CAPE TOWN – The words “I Dr A Motsoaledi, the Minister of Health, have determined on the recommendation of the Pricing Committee … that the single exit price (SEP) of medicines and scheduled substances may be adjusted to a maximum of 3.78 percent of the SEP of medicines and their related pack sizes that were available as at December 21” were just what the doctor ordered for pharmaceutical manufacturers.
Pharmaceutical manufacturers welcomed Minister Motsoaledi’s announcement of a 3.78 percent SEP increase for 2019, compared with a 1.2 percent in 2018.
Chairperson of the Pharmaceutical Task Group (PTG) Stavros Nicolau said the 1.2 percent SEP increase the pharmaceutical industry was granted in January of 2018 was materially lower than the increase in operating expenses that industry experienced, during a difficult trading environment.
“The industry welcomes the 3.78 percent upward adjustment, as this is more closely aligned to inflation which is the biggest driver of operating expense increases,” Nicolau.
PTG represents more than 90 percent of the pharmaceutical industry in South Africa.
Nicolau said: “In addition the PTG is encouraged by its discussions with the National Department of Health and the pricing committee where a more streamlined process of both price increase submission and implementation is applied, as in some years there have been delays which have added to a difficult trading environment.”
“This year’s 2019 adjustment of 3.78 percent is more closely aligned to trading conditions and its more timeous implementation will assist the difficult environment and also reduce administrative burden in the sector, per the president’s call to reduce red tape and reduce the cost of doing business in our country.
Nicolau said medicine prices had come down significantly in the country since the inception of SEP. In 2003 medicines constituted about 24 percent of private health spend, this was now down to about 16 percent, according to council for medical schemes data.
The implementation of SEP has always been a controversial matter as, while it allows pharmaceutical manufacturers determine the launch price of their drugs, they may not raise their prices beyond the SEP set by the Minister of Health.

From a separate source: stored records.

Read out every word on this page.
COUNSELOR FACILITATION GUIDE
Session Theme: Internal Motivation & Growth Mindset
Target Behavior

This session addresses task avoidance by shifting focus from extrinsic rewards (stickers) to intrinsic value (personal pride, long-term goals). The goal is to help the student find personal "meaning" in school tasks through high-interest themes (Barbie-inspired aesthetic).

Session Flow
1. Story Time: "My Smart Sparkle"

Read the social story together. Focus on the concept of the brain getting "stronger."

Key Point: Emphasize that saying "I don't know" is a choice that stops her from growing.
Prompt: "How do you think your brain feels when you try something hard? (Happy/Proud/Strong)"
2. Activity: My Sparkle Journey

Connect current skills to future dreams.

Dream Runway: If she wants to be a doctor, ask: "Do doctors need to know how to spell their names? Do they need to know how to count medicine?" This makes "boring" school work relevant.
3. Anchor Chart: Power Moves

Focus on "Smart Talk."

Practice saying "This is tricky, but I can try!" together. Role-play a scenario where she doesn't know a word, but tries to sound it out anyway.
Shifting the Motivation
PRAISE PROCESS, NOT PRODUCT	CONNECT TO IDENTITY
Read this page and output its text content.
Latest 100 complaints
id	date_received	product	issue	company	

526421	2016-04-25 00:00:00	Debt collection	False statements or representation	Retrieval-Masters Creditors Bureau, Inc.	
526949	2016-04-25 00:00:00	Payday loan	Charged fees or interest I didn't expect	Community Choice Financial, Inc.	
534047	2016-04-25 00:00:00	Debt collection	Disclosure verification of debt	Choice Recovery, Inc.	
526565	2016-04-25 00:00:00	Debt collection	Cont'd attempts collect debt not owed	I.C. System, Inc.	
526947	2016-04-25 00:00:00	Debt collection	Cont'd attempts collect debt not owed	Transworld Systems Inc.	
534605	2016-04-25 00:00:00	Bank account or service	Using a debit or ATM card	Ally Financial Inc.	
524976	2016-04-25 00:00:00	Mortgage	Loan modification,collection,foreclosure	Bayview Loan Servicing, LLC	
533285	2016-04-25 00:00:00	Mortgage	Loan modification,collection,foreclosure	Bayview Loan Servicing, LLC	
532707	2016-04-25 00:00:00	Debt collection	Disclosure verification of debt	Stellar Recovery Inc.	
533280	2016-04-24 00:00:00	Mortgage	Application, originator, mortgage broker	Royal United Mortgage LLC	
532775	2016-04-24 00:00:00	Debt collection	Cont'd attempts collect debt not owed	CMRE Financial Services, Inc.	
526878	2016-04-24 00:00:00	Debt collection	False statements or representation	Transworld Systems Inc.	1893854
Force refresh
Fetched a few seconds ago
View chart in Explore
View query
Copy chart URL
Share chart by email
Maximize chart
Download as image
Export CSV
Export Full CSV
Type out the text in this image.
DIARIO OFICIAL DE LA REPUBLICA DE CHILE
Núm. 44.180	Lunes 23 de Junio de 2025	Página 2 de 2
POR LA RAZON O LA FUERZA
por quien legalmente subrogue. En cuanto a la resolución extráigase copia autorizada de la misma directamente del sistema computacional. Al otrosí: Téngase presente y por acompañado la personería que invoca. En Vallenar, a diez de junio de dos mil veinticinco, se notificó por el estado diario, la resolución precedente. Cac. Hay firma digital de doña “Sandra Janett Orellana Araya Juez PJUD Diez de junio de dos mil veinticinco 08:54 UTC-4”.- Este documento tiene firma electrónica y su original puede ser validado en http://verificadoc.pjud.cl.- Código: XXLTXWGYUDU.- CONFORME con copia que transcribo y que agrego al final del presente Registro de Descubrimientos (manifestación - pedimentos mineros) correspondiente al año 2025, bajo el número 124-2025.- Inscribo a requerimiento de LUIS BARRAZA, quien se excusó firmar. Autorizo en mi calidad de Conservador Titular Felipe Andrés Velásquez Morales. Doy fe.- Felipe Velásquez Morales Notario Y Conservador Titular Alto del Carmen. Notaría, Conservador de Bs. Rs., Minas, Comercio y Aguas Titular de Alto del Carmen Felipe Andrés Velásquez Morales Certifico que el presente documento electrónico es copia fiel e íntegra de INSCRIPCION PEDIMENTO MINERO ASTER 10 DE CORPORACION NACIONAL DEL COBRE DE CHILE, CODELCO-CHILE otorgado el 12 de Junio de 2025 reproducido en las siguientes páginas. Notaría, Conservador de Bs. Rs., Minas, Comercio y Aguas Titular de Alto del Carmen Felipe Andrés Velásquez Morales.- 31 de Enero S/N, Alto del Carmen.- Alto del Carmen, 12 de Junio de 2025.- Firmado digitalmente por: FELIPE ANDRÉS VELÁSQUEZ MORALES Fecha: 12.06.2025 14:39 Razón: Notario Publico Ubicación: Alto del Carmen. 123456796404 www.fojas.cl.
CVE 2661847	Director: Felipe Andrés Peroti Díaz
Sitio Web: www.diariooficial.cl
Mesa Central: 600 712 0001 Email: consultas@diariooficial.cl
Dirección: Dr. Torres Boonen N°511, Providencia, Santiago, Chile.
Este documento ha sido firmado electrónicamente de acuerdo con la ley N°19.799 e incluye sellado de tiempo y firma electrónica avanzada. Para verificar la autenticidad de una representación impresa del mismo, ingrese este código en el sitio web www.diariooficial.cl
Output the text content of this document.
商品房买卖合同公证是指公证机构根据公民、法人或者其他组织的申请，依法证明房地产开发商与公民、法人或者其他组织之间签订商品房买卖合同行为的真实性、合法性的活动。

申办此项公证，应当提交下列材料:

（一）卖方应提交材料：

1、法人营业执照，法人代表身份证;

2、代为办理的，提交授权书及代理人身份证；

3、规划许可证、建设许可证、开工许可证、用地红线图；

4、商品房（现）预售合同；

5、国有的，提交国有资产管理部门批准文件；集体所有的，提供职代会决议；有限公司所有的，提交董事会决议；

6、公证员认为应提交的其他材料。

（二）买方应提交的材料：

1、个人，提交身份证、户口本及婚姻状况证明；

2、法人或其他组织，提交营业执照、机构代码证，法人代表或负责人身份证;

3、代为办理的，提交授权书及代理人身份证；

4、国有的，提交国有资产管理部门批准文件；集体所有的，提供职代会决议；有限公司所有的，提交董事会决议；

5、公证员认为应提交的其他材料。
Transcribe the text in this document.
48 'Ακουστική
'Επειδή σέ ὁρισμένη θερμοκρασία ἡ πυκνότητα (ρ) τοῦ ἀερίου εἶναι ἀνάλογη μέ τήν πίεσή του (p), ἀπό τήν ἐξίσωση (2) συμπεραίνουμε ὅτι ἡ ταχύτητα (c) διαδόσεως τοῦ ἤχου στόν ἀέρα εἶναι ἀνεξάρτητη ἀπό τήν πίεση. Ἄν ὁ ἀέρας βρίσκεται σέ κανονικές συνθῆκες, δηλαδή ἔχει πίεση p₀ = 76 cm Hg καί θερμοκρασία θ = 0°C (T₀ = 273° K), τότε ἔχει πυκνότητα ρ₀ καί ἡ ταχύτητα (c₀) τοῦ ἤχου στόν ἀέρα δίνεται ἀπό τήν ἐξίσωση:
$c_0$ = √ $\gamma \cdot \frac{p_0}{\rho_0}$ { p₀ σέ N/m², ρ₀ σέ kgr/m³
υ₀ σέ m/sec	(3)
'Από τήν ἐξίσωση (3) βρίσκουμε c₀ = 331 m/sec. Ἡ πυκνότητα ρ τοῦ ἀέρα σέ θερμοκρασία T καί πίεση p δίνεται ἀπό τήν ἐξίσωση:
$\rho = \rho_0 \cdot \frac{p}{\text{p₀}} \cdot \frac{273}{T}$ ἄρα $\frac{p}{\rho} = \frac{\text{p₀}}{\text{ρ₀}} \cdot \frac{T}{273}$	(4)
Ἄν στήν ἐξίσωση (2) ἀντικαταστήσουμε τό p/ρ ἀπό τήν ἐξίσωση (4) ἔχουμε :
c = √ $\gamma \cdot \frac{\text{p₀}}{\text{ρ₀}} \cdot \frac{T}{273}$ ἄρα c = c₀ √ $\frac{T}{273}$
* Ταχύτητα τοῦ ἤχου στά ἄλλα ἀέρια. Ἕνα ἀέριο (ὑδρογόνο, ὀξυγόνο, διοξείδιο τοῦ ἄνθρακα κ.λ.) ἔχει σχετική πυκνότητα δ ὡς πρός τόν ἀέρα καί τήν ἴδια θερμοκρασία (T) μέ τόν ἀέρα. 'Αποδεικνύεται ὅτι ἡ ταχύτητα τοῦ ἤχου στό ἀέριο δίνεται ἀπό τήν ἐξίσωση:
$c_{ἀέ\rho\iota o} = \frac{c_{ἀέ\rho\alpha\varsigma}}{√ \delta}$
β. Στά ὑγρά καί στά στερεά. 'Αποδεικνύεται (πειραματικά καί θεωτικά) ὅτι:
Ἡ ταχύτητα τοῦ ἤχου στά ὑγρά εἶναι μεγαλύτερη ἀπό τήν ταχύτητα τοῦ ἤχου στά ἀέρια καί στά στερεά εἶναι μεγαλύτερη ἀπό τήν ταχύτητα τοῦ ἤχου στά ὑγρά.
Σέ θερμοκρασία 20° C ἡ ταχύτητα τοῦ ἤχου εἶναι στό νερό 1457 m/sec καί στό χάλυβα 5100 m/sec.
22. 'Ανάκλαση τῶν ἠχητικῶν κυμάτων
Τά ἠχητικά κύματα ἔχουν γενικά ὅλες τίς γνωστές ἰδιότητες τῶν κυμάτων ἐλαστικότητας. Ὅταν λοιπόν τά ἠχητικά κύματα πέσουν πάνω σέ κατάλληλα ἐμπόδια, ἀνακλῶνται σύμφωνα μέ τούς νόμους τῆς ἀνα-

It effectively meant that the private pharmaceutical sector had to adjust from a free to a regulated market, where prices had to be cut and discounts discarded, according to Daleen Pretorius’ findings contained in a research report.
The pricing structure changed to a transparent structure. These price ceilings resulted into a decrease in gross profit margins within independent, group and hospital pharmacies in the private healthcare sector.